Grounsell’s perspective isn’t unique, and hardly surprising to hear in the context of recent global media scandals. But it’s clear this lack of trust and shared confidence is counter to the possibilities data and technology offer to those able to work together toward common outcomes.

And speaking of data, clearly this means so many different things to the marketing world. Whilst some spoke of likes and shares, a few mentioned first party insight and others of sales data.
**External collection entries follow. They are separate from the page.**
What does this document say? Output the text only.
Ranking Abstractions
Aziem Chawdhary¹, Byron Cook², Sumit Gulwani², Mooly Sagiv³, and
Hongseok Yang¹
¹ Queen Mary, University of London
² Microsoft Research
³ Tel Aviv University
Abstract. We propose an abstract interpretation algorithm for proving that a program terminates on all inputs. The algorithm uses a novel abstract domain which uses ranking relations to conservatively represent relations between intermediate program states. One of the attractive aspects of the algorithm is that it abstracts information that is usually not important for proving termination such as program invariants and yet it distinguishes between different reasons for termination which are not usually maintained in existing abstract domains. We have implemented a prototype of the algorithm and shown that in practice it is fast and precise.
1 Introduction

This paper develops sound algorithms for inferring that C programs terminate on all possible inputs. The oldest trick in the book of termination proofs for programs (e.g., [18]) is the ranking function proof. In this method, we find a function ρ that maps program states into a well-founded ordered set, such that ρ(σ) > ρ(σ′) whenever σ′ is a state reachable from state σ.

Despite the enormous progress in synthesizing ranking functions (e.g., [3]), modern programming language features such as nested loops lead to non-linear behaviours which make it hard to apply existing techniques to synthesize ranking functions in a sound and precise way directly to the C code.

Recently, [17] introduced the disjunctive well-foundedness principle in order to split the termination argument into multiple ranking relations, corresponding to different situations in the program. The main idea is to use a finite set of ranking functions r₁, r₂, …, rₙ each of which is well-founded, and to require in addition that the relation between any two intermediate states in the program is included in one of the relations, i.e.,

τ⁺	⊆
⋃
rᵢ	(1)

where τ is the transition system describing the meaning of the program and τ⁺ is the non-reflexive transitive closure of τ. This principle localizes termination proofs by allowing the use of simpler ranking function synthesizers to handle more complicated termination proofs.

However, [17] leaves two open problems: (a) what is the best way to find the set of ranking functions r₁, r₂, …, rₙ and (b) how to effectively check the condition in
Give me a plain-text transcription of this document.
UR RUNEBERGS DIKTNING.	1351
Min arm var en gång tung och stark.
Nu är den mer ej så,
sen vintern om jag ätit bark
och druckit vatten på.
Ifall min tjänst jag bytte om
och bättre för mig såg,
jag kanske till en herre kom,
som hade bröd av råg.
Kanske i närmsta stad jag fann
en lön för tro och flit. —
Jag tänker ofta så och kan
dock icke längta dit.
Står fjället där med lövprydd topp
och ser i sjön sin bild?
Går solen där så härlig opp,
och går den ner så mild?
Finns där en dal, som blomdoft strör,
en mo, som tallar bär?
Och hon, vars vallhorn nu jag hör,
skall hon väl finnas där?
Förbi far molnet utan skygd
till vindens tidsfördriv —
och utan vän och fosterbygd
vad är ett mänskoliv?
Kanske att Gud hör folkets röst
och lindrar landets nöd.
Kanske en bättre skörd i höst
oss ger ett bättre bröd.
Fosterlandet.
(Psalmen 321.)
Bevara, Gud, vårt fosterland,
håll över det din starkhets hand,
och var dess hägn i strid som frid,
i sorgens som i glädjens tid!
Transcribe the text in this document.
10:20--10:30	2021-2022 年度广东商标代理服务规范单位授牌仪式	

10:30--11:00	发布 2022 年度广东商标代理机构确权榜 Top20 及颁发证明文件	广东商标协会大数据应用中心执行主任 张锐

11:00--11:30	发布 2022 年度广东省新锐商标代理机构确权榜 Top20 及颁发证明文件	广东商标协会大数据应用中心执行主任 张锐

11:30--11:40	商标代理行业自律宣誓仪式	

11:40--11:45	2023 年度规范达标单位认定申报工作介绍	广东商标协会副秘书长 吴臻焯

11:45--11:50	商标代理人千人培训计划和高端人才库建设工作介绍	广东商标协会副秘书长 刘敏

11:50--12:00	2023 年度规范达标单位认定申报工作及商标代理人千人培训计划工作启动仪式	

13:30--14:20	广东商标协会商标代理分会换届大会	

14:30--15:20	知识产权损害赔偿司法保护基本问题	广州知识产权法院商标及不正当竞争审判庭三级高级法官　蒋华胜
The common thread was of drowning in data, and a lack of knowing what to do with it all despite their increasing investment in tools and platforms.

Remembering that data is simply information, it’s puzzling that it continues to vex marketers. Like so many advances in our field, say the advent of social not so long ago, it seems to be a case of the tail wagging the dog, and that needs to change.

Jan Gooding, group brand director at Aviva, rightly argued that marketing needed to get back to problem solving and properly define what success looks like. By having a clear business and brand strategy, data becomes a powerful tool to inform and validate and is only useful when it can be applied. Easy to say perhaps, but undoubtedly the topic of big data will be front and centre in two years’ time at the next Genesis conference.

Tomorrow’s successful marketers need to amp up the fight to be a driving force and lead an effectiveness culture throughout the entire organisation. They’ll achieve this by building trust within and outside the business to fight the short-term cycle, and learning to tame data in collaboration with specialists in data-driven marketing to show results for brands today and tomorrow.

But given the mood in London, there are many honest and courageous conversations to be had and much of our past thinking needs to be re-evaluated if we’re to get anywhere near that holy grail.